The issues raised by the first two assignments of error relating to the sufficiency of the evidence presented to the jury and the charge of the court cannot be viewed favorably to the defendant because he plead guilty and the lower court, after an evidentiary hearing, determined that the plea was entered freely and volun
The fact that at his trial no evidence was presented to the jury and that the trial judge failed to charge the jury as to the degrees of murder so as to permit them to have full instructions under which to determine the degree of the crime as provided under T.C.A. § 39-2404 suggests no constitutional deprivation which would entitle the petitioner to relief under our Post-Conviction Procedure Act.
As pointed out by Judge W. Wayne Oliver of this Court in a recent decision involving this same point:
“The petitioner initiated the negotiations with the • State which resulted in an agreement providing for a mutually satisfactory and agreeable sentence for the petitioner, upon his plea of guilty. He faced a capital case and the possibility of the extreme penalty. By negotiation he accomplished his purpose of trading himself out of his crime upon his own terms, thereby escaping a possible death sentence and obtaining in lieu thereof a sentence to life imprisonment; he was, therefore, directly and vitally interested in having his specific bargain approved and sealed, without alteration or change, by the verdict of the jury, any jury; he made no objection to the method by which the jury was selected and qualified; subject to approval by the court, he not only determined the exact verdict of the jury in advance by driving a bargain with the State highly advantageous and favorable to himself, but he also quite naturally acquiesced in that verdict rendered in exact conformance with his own plan and agreement.
*446 “The presiding fact is that the petitioner made his own bargain, deliberately planned and obtained its final approval by a jury and by the court, and he is estopped to repudiate it now by claiming that the procedure he adopted to accomplish his own purpose was illegal.” State, ex rel. Ronald Paul Weems v. Henderson, Opinion of Court of Criminal Appeals, Eastern Division, April, 1969.
It is doubtful that an evidentiary hearing was necessary in this case since even if the allegations set out in the assignments are true, as aforesaid, no constitutional deprivation would result.

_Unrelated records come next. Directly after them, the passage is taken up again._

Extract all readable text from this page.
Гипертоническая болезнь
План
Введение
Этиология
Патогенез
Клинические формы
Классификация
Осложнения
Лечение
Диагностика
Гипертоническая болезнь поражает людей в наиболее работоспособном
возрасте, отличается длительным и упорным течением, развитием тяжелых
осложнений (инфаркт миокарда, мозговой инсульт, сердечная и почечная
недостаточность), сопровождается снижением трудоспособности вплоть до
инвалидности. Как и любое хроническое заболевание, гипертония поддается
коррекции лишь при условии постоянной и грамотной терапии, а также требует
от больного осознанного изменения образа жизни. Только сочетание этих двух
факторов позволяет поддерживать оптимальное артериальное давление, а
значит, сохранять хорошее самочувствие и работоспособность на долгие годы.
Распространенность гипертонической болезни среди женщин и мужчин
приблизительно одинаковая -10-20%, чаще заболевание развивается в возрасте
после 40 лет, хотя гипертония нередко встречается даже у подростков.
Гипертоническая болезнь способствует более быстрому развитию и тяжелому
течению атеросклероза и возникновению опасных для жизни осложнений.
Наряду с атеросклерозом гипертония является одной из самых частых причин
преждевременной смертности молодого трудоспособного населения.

The main complaint of the defendant, as he admitted to the trial judge, was that he “got too much time.” He maintains that a life sentence is constitutionally invalid because it is cruel and unusual. As pointed out in Akers v. United States, 6 Cir., 280 F.2d 198, cert, denied, 364 U.S. 924, 81 S.Ct. 289, 5 L.Ed.2d 262, “The contention that the punishment was cruel and unusual is without substance, since it was within the statutory authority.”
The judgment is affirmed.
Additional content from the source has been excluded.